Anyone who has cooked a sauce that requires stirring for a long time until it firms up will understand how rumors thicken into folklore, how folklore becomes legend, and how legend becomes Netflix. In fact, dinner rich with sauces is a leitmotif of Dracula’s rise. The historically confined (by facts) Prince Vlad Dracula consolidated his power in the 15th century by inviting all the great feudal lords to dinner. After they feasted on viands and drank the brews, he had them impaled. At first, only the most powerful were impaled around the dinner table. If their remaining friends and colleagues vomited instead of merrily continuing to eat, they were next to the stakes. Waves of impalements followed until only the prince, his wife and his bloodied faithful finished the fabulous dishes to the accompanying orchestra of the wounded and dying.

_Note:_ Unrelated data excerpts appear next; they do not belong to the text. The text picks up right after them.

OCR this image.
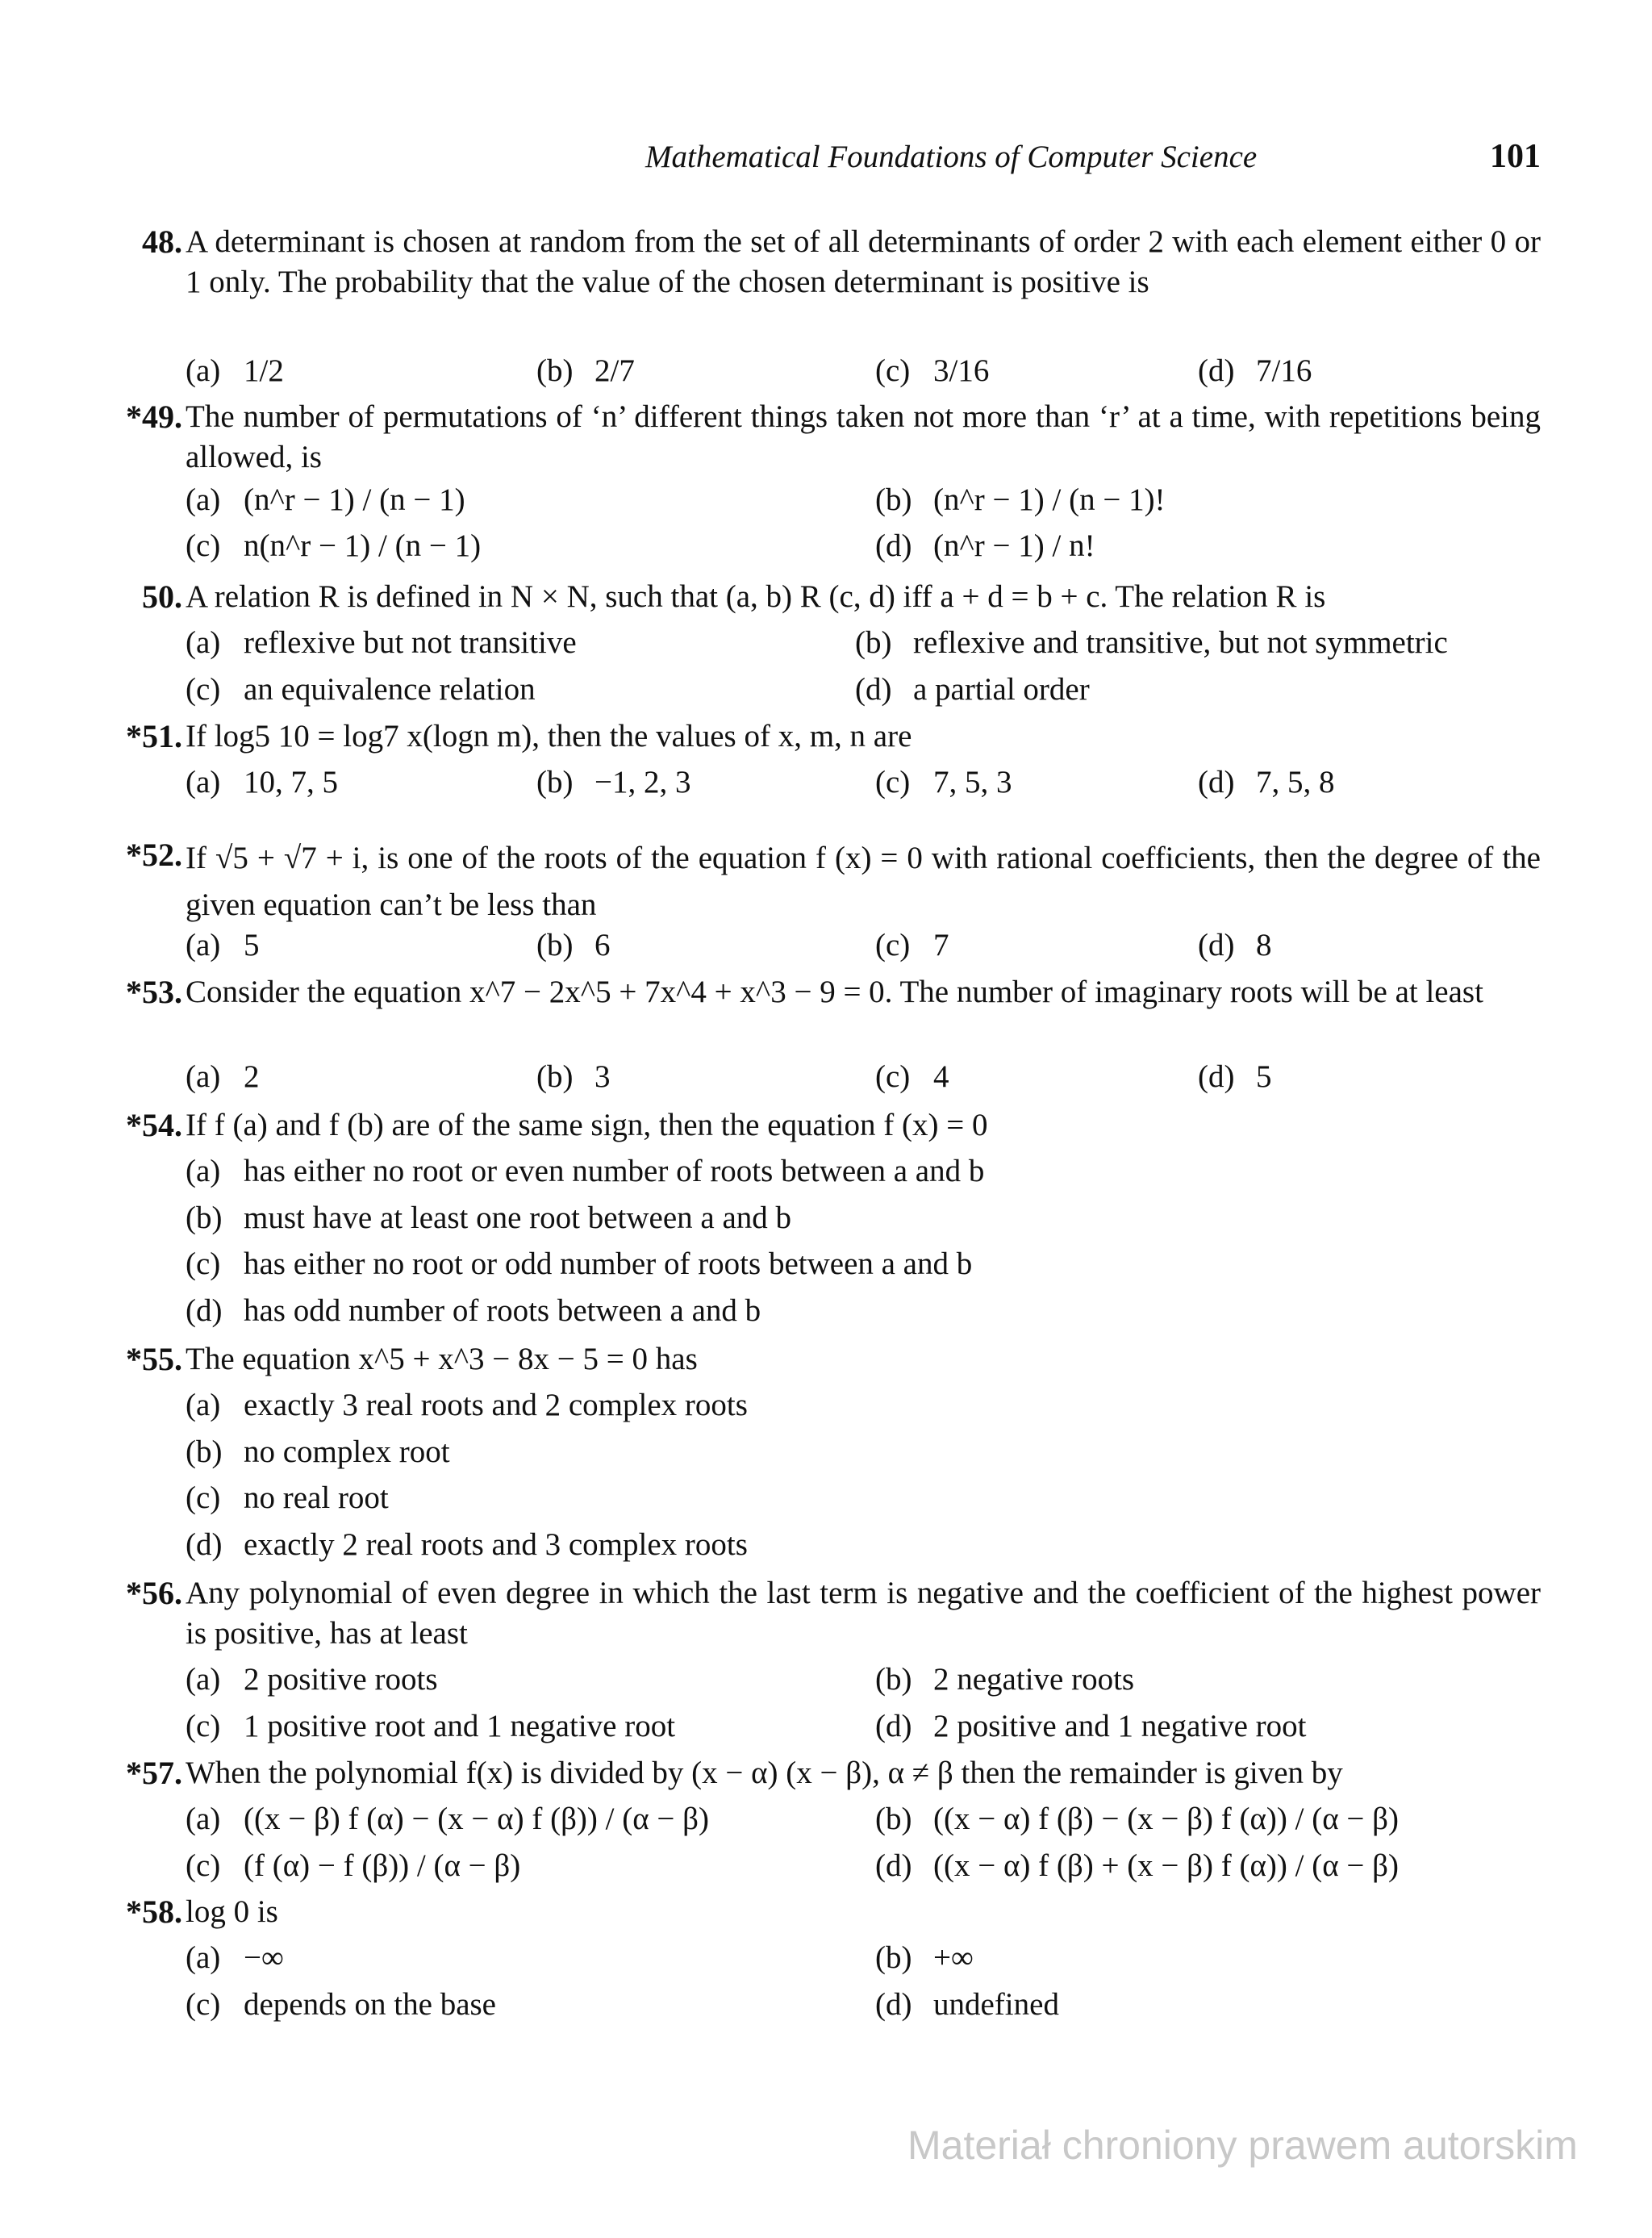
Mathematical Foundations of Computer Science	101
48. A determinant is chosen at random from the set of all determinants of order 2 with each element either 0 or 1 only. The probability that the value of the chosen determinant is positive is
(a) 1/2	(b) 2/7	(c) 3/16	(d) 7/16
*49. The number of permutations of ‘n’ different things taken not more than ‘r’ at a time, with repetitions being allowed, is
(a) (n^r − 1) / (n − 1)	(b) (n^r − 1) / (n − 1)!
(c) n(n^r − 1) / (n − 1)	(d) (n^r − 1) / n!
50. A relation R is defined in N × N, such that (a, b) R (c, d) iff a + d = b + c. The relation R is
(a) reflexive but not transitive	(b) reflexive and transitive, but not symmetric
(c) an equivalence relation	(d) a partial order
*51. If log5 10 = log7 x(logn m), then the values of x, m, n are
(a) 10, 7, 5	(b) −1, 2, 3	(c) 7, 5, 3	(d) 7, 5, 8
*52. If √5 + √7 + i, is one of the roots of the equation f (x) = 0 with rational coefficients, then the degree of the given equation can’t be less than
(a) 5	(b) 6	(c) 7	(d) 8
*53. Consider the equation x^7 − 2x^5 + 7x^4 + x^3 − 9 = 0. The number of imaginary roots will be at least
(a) 2	(b) 3	(c) 4	(d) 5
*54. If f (a) and f (b) are of the same sign, then the equation f (x) = 0
(a) has either no root or even number of roots between a and b
(b) must have at least one root between a and b
(c) has either no root or odd number of roots between a and b
(d) has odd number of roots between a and b
*55. The equation x^5 + x^3 − 8x − 5 = 0 has
(a) exactly 3 real roots and 2 complex roots
(b) no complex root
(c) no real root
(d) exactly 2 real roots and 3 complex roots
*56. Any polynomial of even degree in which the last term is negative and the coefficient of the highest power is positive, has at least
(a) 2 positive roots	(b) 2 negative roots
(c) 1 positive root and 1 negative root	(d) 2 positive and 1 negative root
*57. When the polynomial f(x) is divided by (x − α) (x − β), α ≠ β then the remainder is given by
(a) ((x − β) f (α) − (x − α) f (β)) / (α − β)	(b) ((x − α) f (β) − (x − β) f (α)) / (α − β)
(c) (f (α) − f (β)) / (α − β)	(d) ((x − α) f (β) + (x − β) f (α)) / (α − β)
*58. log 0 is
(a) −∞	(b) +∞
(c) depends on the base	(d) undefined
Materiał chroniony prawem autorskim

After this proto-Stalinist feudal performance, Dracula escaped from the 15th century. First, he arrived in Bucharest after the fall of the Berlin Wall, as the owner of a restaurant in Bucharest where red-sauce dishes were served by candlelight as bat-maidens in bikinis flew screeching above the heads of tourists eating dinner. This was an awkward but thankfully brief moment in Dracula’s career. “Dracula,” the restaurant, closed when young economists returned from universities abroad to set up capitalist tourism on less eccentric foundations. A Disneyland-style park was planned for the medieval city of Sighisoara in Transylvania, but the project failed when foreign investors ran up against the residual awe and loyalty the locals still had for their revered prince. Of course, nothing stopped Dracula outside Transylvania and nothing will. The sucker will eventually own everyone.

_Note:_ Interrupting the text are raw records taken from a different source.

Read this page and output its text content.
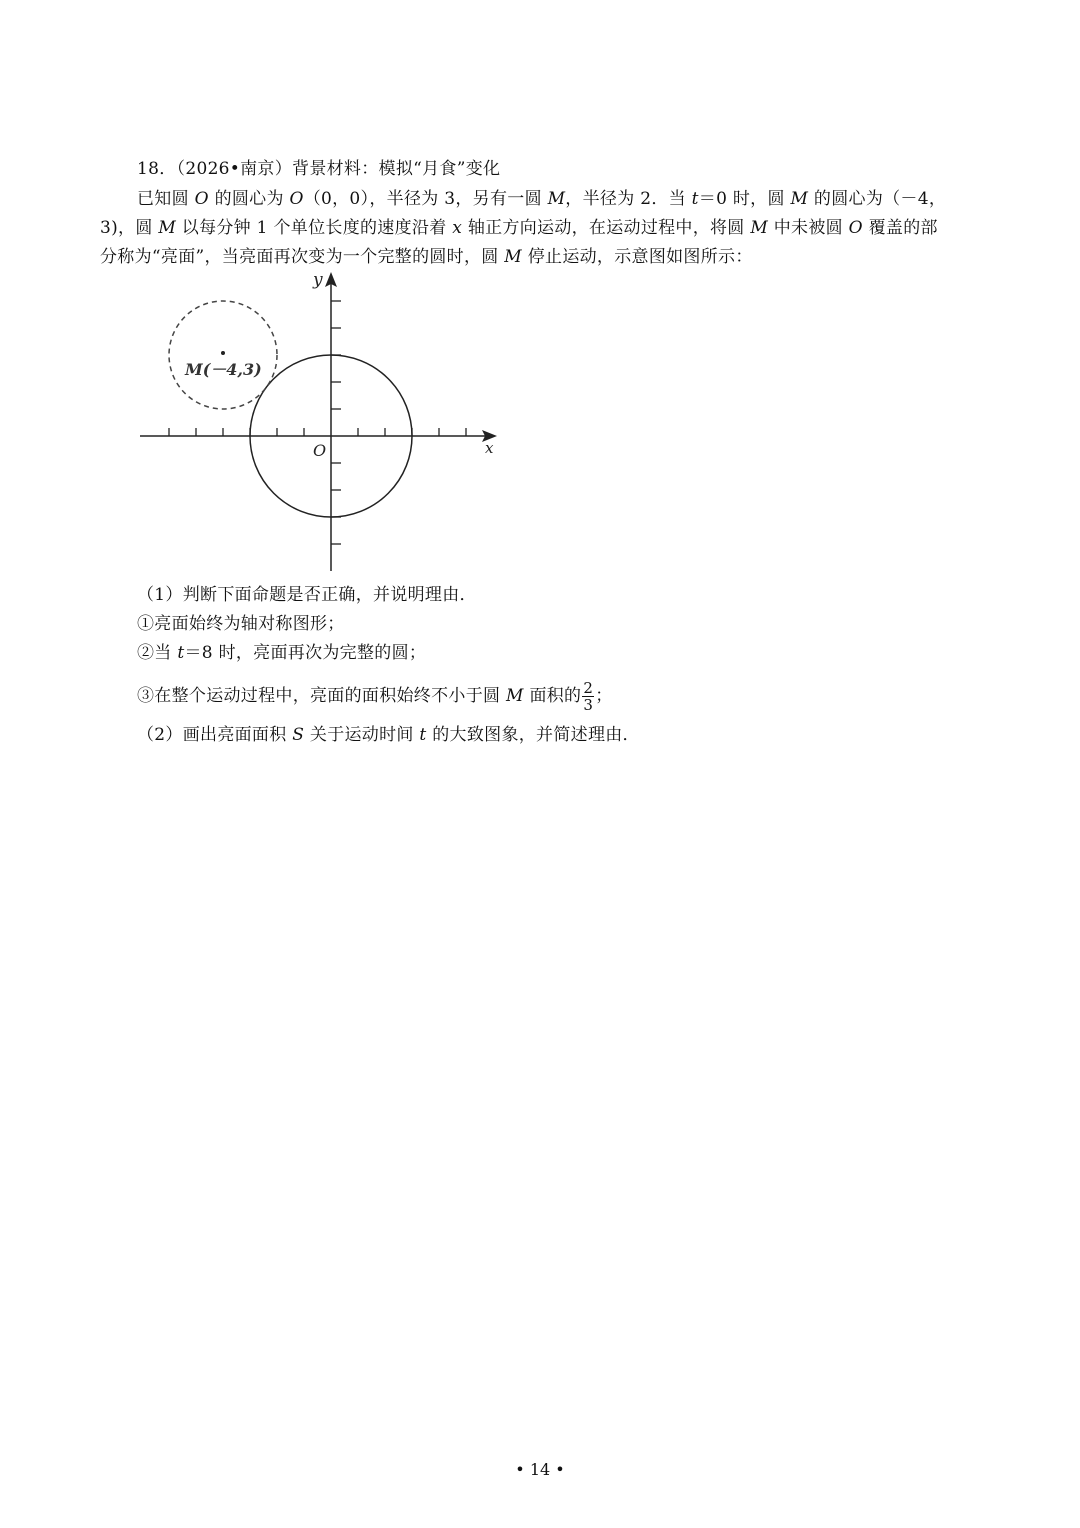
18．（2026•南京）背景材料：模拟“月食”变化
已知圆 O 的圆心为 O（0，0），半径为 3，另有一圆 M，半径为 2．当 t＝0 时，圆 M 的圆心为（－4，
3)，圆 M 以每分钟 1 个单位长度的速度沿着 x 轴正方向运动，在运动过程中，将圆 M 中未被圆 O 覆盖的部
分称为“亮面”，当亮面再次变为一个完整的圆时，圆 M 停止运动，示意图如图所示：
y
x
O
M(－4,3)
（1）判断下面命题是否正确，并说明理由．
①亮面始终为轴对称图形；
②当 t＝8 时，亮面再次为完整的圆；
③在整个运动过程中，亮面的面积始终不小于圆 M 面积的 $\frac{2}{3}$ ；
（2）画出亮面面积 S 关于运动时间 t 的大致图象，并简述理由．
• 14 •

Meanwhile, a great fear seized Hungary after the collapse of communism. Barely hidden behind the flimsy curtain of time she easily breached, Countess Bathory threatened to have her moment. It is true, she did not have Gutenberg on her side, nor the great storytelling skill of Stoker, nor, lamentably, the attention of German expressionist film directors. Misogyny combined with a conspiracy of silence by Hungarian historians kept her from the limelight she deserved. Still, her extraordinary theater of blood exceeded that of Dracula, and her intelligence was greater than that of the Transylvanian prince.

While reporting on the collapse of communism in 1989, I found her in a palace in Budapest, all dressed up and ready for prime time. I asked her to the red carpet in my novel “The Blood Countess,” but Hungarian resistance and fear of a “Hungarian Dracula,” engineered by nationalists now embodied by Viktor Orbán, conspired to keep this brilliant monster from joining Dracula in his conquest of the postmodern imagination. Still, I can vouch for their having met and fallen for one another. Centuries of bachelorhood and spinsterism will do that to immortals. They are planning to wed in the near future, but I am prevented by a non-disclosure agreement from revealing when and where. Stay tuned.

At this time, Netflix’s “Rise of Empires” series, which is about anything but the rise of empires, has released “Mehmed vs. Vlad,” a hybrid more monstrous than Vlad Dracula himself could have dreamed up. Formally, this sample of videography follows the History Channel formula of re-enactments interrupted by talking heads who pass for historians. The re-enactments themselves follow the tradition of clashing armor between grunting medieval-fair actors, followed by equally dreadful pedagogues cluing us on “real history.”

This is where my sadness reached one of its lowest depths. This is the 21st century, people, the age of “Avatar” and Chat Bot AI, a tech-rich era that could help every legendary monster into the pristine gardens of our children’s minds. By making this sort of hybrid, the reactionary streaming services are killing both history and imagination. Rich perverts and lovers of truth, cut their funding now!